Dari bulan Januari hingga awal Maret, Ardana telah menjual lebih dari 100 buah miniatur ogoh-ogoh. Kebanyakan dari ratusan yang laku itu adalah ukuran sedang. Ardana juga mengaku tetap menjual miniatur ogoh-ogoh walau tidak hari raya Nyepi. Tentu dengan harga yang lebih rendah. “Yang cari ini kan gak harus saat Nyepi. Saat tidak Nyepi ada juga yang cari sebagai sovenir gitu. Saya gak jual online, kalau mau beli datang langsung ke sini. Saya jual ogoh-ogoh mini ini kira-kira dari tahun 2016 lalu,” jelasnya.
Situasi yang sama juga dialami Ketut Arta Wirawan penjual miniatur ogoh-ogoh di toko Putri Bali, Singaraja. Saat ini ia hanya menyediakan stok dengan jumlah terbatas.
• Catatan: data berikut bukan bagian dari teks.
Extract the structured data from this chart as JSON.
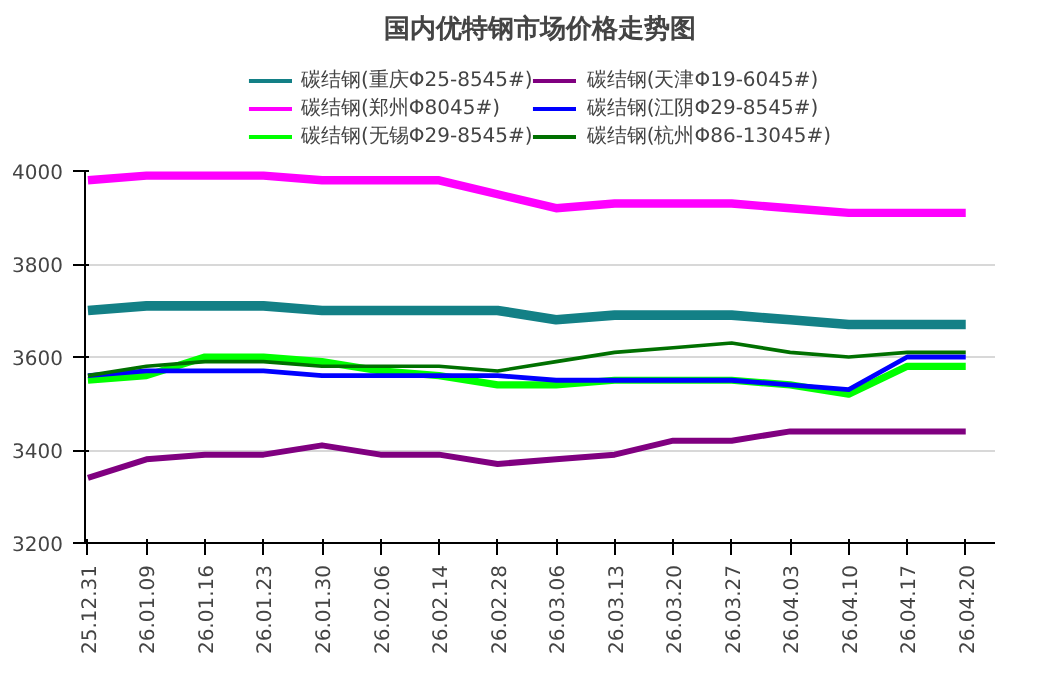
{
  "chart_data": {
    "type": "line",
    "title": "国内优特钢市场价格走势图",
    "categories": [
      "25.12.31",
      "26.01.09",
      "26.01.16",
      "26.01.23",
      "26.01.30",
      "26.02.06",
      "26.02.14",
      "26.02.28",
      "26.03.06",
      "26.03.13",
      "26.03.20",
      "26.03.27",
      "26.04.03",
      "26.04.10",
      "26.04.17",
      "26.04.20"
    ],
    "series": [
      {
        "name": "碳结钢(重庆Φ25-8545#)",
        "color": "#138086",
        "values": [
          3700,
          3710,
          3710,
          3710,
          3700,
          3700,
          3700,
          3700,
          3680,
          3690,
          3690,
          3690,
          3680,
          3670,
          3670,
          3670
        ]
      },
      {
        "name": "碳结钢(郑州Φ8045#)",
        "color": "#ff00ff",
        "values": [
          3980,
          3990,
          3990,
          3990,
          3980,
          3980,
          3980,
          3950,
          3920,
          3930,
          3930,
          3930,
          3920,
          3910,
          3910,
          3910
        ]
      },
      {
        "name": "碳结钢(无锡Φ29-8545#)",
        "color": "#00ff00",
        "values": [
          3550,
          3560,
          3600,
          3600,
          3590,
          3570,
          3560,
          3540,
          3540,
          3550,
          3550,
          3550,
          3540,
          3520,
          3580,
          3580
        ]
      },
      {
        "name": "碳结钢(天津Φ19-6045#)",
        "color": "#800080",
        "values": [
          3340,
          3380,
          3390,
          3390,
          3410,
          3390,
          3390,
          3370,
          3380,
          3390,
          3420,
          3420,
          3440,
          3440,
          3440,
          3440
        ]
      },
      {
        "name": "碳结钢(江阴Φ29-8545#)",
        "color": "#0000ff",
        "values": [
          3560,
          3570,
          3570,
          3570,
          3560,
          3560,
          3560,
          3560,
          3550,
          3550,
          3550,
          3550,
          3540,
          3530,
          3600,
          3600
        ]
      },
      {
        "name": "碳结钢(杭州Φ86-13045#)",
        "color": "#007000",
        "values": [
          3560,
          3580,
          3590,
          3590,
          3580,
          3580,
          3580,
          3570,
          3590,
          3610,
          3620,
          3630,
          3610,
          3600,
          3610,
          3610
        ]
      }
    ],
    "ylim": [
      3200,
      4000
    ],
    "yticks": [
      3200,
      3400,
      3600,
      3800,
      4000
    ],
    "grid": "y",
    "legend": "top",
    "marker": "none",
    "line_style": "solid"
  }
}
Di tokonya ia lebih dominan menjual jenis Hanoman. “Kalau banyak dicari yang harga sedang, yang kecil. Kalau jenisnya di toko saya banyak cari tokoh Hanoman. Kalau sekarang penjualan dari Januari sudah lebih dari 100 pcs,” ujarnya.
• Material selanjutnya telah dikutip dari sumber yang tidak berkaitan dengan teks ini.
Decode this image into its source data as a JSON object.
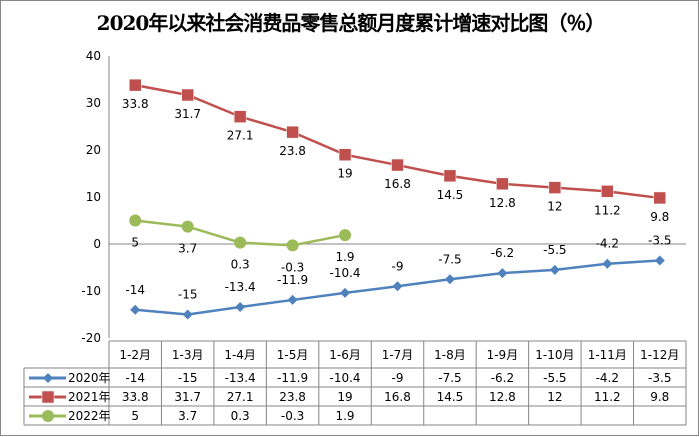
{
  "chart_data": {
    "type": "line",
    "title": "2020年以来社会消费品零售总额月度累计增速对比图（％）",
    "categories": [
      "1-2月",
      "1-3月",
      "1-4月",
      "1-5月",
      "1-6月",
      "1-7月",
      "1-8月",
      "1-9月",
      "1-10月",
      "1-11月",
      "1-12月"
    ],
    "ylim": [
      -20,
      40
    ],
    "yticks": [
      40,
      30,
      20,
      10,
      0,
      -10,
      -20
    ],
    "grid": false,
    "legend": "data-table",
    "series": [
      {
        "name": "2020年",
        "color": "#4F81BD",
        "marker": "diamond",
        "values": [
          -14,
          -15,
          -13.4,
          -11.9,
          -10.4,
          -9,
          -7.5,
          -6.2,
          -5.5,
          -4.2,
          -3.5
        ]
      },
      {
        "name": "2021年",
        "color": "#C0504D",
        "marker": "square",
        "values": [
          33.8,
          31.7,
          27.1,
          23.8,
          19,
          16.8,
          14.5,
          12.8,
          12,
          11.2,
          9.8
        ]
      },
      {
        "name": "2022年",
        "color": "#9BBB59",
        "marker": "circle",
        "values": [
          5,
          3.7,
          0.3,
          -0.3,
          1.9,
          null,
          null,
          null,
          null,
          null,
          null
        ]
      }
    ]
  }
}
Berbeda dengan Ardana, Arta Wirawan konon pernah memproduksi sendiri miniatur ogoh-ogoh. Dari segi pengeluaran tentu akan lebih murah namun sedikit repot. Tetapi lantaran permintaan semakin tinggi setiap tahunnya, ia pun kewalahan dan beralih untuk membeli produk jadi. “Kalau beli memang butuh modal agak lebih. Saya gak jual online. Pembeli langsung ke sini. Kalau nanti tidak laku saat Nyepi bisa diobral lebih murah. Saya jual ini sudah mungkin sejak 2014 lalu,” tandas Arta Wirawan.